I could be in this Chamber again in another six months' time, talking about the Claddagh, Dunmore East, King's Island and the Shannon Callows. We can talk about it until the cows come home, but the greatest level of frustration I have is with what the OPW cannot do. When I hear people saying we are openly breaking the law, on behalf of the men and women who work for the OPW, I have to take offence at that. I take offence not only on behalf of the men and the women who work for the OPW, and the Senator is not here now, but on behalf of those who work for the local authorities. Nobody that I know in a council or in the OPW actively goes out in the morning to break the law. If that Senator has detailed knowledge of somebody who works in the OPW who intentionally broke the law, she should come to the Chamber and give me the details of it.

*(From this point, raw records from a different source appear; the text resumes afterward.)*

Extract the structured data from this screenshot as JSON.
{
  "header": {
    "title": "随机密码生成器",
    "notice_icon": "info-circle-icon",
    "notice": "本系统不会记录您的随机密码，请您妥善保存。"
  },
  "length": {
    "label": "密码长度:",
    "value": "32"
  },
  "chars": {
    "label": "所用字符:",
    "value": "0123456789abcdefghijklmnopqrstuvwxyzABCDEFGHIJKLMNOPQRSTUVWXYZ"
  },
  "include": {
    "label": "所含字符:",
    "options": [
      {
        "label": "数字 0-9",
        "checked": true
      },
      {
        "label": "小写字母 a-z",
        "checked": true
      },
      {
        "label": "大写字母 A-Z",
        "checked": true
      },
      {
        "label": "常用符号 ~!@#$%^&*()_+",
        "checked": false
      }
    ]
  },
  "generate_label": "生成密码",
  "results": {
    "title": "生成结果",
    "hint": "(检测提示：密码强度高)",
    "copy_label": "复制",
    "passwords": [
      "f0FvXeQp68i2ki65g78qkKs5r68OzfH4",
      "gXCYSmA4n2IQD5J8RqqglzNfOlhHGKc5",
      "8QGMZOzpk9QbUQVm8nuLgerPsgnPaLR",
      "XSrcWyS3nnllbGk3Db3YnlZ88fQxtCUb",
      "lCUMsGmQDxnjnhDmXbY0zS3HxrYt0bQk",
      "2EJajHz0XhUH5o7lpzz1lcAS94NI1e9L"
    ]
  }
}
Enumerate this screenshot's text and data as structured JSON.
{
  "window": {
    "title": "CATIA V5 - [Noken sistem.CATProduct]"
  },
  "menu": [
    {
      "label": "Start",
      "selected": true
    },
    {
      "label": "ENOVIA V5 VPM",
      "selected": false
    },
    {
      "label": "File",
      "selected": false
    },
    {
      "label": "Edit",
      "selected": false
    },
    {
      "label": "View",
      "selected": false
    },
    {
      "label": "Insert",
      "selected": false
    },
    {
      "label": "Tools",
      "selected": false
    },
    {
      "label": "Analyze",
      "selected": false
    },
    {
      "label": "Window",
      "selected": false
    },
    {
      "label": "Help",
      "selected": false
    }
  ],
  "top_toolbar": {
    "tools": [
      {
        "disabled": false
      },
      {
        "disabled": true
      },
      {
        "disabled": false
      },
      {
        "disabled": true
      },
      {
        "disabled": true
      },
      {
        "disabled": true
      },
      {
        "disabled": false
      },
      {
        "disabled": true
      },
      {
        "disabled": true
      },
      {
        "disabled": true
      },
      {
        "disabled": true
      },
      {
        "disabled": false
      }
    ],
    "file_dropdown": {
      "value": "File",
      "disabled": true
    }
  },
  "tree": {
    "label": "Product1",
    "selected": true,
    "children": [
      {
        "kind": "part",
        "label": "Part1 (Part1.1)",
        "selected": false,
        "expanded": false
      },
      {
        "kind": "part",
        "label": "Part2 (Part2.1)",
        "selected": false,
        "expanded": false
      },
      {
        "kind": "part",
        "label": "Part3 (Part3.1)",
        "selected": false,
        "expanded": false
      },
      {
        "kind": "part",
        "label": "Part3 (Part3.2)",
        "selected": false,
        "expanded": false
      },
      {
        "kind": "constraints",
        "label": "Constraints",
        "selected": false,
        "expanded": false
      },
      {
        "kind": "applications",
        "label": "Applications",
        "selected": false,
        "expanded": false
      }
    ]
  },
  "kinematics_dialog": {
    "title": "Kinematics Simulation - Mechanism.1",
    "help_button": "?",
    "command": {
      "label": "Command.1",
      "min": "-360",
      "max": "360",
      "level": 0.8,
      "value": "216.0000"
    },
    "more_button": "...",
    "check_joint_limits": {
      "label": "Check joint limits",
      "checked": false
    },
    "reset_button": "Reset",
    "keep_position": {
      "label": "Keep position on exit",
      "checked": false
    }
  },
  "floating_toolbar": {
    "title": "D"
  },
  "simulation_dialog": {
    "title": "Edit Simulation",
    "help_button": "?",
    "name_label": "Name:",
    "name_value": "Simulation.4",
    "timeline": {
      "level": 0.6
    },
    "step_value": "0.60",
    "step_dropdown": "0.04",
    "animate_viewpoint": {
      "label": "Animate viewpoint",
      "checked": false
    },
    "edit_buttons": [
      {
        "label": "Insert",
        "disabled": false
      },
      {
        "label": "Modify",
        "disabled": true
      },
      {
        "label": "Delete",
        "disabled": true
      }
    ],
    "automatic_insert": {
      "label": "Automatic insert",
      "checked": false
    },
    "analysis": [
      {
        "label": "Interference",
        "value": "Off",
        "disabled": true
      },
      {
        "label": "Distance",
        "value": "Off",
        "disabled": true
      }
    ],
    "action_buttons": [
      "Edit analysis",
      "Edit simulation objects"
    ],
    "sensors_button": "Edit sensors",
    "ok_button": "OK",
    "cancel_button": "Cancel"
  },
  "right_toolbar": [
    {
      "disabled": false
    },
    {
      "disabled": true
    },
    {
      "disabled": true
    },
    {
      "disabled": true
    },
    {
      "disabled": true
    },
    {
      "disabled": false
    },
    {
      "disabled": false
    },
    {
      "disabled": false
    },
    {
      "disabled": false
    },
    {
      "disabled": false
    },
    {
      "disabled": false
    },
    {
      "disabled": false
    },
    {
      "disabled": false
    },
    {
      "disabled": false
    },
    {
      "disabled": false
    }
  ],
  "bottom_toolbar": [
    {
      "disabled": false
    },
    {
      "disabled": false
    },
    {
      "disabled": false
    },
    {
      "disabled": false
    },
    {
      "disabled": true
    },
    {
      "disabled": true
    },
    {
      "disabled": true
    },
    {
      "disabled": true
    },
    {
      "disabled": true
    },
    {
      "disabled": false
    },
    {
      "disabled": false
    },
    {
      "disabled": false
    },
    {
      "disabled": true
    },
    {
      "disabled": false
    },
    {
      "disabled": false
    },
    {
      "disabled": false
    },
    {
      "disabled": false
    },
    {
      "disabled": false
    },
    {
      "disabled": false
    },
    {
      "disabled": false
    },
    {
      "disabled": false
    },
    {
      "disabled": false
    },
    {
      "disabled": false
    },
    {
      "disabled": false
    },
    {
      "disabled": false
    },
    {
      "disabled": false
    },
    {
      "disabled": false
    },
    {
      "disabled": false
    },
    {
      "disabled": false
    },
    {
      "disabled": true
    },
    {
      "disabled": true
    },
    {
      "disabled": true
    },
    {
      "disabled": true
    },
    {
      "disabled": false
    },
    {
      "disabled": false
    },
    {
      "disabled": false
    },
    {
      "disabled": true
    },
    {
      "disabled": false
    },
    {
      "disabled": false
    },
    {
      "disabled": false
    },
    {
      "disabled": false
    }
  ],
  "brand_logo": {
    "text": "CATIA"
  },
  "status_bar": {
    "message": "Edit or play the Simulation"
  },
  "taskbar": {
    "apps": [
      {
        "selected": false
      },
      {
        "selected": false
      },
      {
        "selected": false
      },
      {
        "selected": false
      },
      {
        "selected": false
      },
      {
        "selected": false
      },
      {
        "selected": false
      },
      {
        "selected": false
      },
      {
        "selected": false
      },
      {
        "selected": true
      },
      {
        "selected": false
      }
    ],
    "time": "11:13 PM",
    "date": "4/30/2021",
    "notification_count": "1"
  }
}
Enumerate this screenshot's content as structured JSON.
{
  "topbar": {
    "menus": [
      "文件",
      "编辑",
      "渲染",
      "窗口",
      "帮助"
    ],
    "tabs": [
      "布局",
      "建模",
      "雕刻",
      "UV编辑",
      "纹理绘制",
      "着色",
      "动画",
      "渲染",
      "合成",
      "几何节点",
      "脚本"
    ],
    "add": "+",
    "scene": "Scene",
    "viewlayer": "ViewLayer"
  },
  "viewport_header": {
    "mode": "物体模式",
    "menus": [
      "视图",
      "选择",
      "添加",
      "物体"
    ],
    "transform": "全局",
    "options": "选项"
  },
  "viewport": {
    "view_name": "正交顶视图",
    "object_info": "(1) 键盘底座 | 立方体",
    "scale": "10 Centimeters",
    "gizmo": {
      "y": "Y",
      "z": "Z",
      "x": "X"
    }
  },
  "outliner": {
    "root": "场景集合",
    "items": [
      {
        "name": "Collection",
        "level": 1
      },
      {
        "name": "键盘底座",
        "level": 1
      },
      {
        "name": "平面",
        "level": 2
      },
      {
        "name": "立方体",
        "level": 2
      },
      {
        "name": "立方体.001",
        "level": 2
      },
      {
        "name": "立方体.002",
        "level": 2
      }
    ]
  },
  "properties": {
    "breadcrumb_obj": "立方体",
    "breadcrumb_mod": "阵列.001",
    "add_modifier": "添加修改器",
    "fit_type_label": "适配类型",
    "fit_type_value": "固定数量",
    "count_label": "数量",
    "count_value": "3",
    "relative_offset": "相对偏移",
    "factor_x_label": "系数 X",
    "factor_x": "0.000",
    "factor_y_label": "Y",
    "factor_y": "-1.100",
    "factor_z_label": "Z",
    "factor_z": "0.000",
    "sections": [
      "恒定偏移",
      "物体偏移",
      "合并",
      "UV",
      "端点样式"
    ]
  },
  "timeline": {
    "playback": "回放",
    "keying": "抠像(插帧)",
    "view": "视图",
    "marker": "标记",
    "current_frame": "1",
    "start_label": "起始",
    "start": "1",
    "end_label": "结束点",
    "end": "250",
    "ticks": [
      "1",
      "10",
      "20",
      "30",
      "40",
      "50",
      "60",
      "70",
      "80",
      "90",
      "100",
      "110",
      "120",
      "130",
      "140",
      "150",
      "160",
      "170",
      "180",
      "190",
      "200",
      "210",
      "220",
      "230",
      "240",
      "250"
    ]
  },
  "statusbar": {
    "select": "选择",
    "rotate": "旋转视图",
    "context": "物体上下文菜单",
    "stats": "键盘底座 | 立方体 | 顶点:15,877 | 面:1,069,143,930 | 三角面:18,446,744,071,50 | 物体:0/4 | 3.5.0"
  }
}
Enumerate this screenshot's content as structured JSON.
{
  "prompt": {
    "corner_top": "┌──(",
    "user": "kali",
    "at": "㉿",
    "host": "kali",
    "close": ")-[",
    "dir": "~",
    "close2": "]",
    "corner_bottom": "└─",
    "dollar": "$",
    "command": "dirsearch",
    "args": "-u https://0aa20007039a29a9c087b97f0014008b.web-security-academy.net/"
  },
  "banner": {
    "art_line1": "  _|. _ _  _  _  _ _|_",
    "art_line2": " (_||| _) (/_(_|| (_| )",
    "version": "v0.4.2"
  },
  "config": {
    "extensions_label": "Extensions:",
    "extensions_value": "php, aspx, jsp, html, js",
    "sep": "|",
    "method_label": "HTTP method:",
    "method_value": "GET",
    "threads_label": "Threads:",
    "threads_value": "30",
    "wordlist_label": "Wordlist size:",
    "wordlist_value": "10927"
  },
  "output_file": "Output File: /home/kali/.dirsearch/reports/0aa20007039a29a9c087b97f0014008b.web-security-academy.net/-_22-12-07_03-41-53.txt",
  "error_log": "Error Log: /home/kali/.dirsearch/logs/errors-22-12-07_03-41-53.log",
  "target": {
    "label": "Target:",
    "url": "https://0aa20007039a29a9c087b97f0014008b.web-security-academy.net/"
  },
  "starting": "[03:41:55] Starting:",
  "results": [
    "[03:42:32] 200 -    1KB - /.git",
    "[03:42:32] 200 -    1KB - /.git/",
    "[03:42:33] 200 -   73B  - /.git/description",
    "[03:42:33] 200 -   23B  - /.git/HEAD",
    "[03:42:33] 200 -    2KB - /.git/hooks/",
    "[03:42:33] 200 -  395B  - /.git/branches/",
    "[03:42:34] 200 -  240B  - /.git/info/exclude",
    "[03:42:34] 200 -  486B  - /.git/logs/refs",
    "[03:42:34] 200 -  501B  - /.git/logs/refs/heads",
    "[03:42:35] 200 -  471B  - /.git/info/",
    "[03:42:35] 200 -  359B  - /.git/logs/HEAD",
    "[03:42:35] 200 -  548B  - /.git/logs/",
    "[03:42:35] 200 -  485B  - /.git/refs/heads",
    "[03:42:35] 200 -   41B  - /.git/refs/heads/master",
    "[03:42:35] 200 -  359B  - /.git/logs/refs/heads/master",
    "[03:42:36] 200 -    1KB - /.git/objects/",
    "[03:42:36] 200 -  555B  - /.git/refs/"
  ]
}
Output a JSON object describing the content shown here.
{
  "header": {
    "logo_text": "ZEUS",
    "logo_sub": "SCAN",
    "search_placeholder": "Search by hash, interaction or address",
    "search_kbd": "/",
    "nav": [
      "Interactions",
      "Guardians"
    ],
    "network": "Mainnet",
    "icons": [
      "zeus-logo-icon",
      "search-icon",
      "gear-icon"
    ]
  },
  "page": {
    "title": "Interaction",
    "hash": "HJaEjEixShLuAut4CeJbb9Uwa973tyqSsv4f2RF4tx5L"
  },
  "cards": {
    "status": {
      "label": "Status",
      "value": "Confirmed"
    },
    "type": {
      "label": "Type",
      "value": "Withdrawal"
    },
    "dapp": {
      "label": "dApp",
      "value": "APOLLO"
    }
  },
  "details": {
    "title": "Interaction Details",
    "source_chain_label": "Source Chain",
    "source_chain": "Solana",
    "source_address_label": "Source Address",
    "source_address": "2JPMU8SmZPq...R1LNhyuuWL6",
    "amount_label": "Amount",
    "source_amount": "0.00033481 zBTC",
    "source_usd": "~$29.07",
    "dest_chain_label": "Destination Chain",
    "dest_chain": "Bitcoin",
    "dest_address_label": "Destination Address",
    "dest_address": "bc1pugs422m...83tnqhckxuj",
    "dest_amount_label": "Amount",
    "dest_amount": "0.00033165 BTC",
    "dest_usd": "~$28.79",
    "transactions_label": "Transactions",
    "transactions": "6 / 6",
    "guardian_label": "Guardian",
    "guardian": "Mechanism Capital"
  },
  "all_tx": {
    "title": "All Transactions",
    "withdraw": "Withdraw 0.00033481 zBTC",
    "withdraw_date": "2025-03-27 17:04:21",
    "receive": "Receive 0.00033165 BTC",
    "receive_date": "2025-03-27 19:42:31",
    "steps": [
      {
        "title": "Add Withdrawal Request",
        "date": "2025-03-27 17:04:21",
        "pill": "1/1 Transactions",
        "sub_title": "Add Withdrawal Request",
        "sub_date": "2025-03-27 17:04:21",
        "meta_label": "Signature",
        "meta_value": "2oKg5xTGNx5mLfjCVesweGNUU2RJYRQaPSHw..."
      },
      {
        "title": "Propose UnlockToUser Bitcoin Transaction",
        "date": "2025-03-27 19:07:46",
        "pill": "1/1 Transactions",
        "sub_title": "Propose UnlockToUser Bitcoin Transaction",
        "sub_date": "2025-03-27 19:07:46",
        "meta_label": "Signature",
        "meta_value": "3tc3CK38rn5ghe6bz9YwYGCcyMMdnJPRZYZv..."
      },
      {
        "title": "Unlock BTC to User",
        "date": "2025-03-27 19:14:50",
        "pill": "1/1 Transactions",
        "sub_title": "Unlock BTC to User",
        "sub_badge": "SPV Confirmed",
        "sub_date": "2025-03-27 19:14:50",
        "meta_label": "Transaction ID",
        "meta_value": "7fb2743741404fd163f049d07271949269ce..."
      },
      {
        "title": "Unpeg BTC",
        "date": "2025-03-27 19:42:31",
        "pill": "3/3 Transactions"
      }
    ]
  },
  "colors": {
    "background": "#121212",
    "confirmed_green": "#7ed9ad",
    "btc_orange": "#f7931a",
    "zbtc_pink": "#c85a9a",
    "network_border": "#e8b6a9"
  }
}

My frustration stems from the fact that all I want to be able to do is look someone in the eye in the Claddagh, Ballinasloe or Roscommon and say that that person can sleep in his or her bed tonight because the water will not come in. This country is failing those people because of a legislative basis that rates something other than people's right to sleep in their houses at night, and to keep out the water, behind something else. We have failed those people and until we as legislators grapple with that, we are only codding ourselves about how I will not be able to spend that money.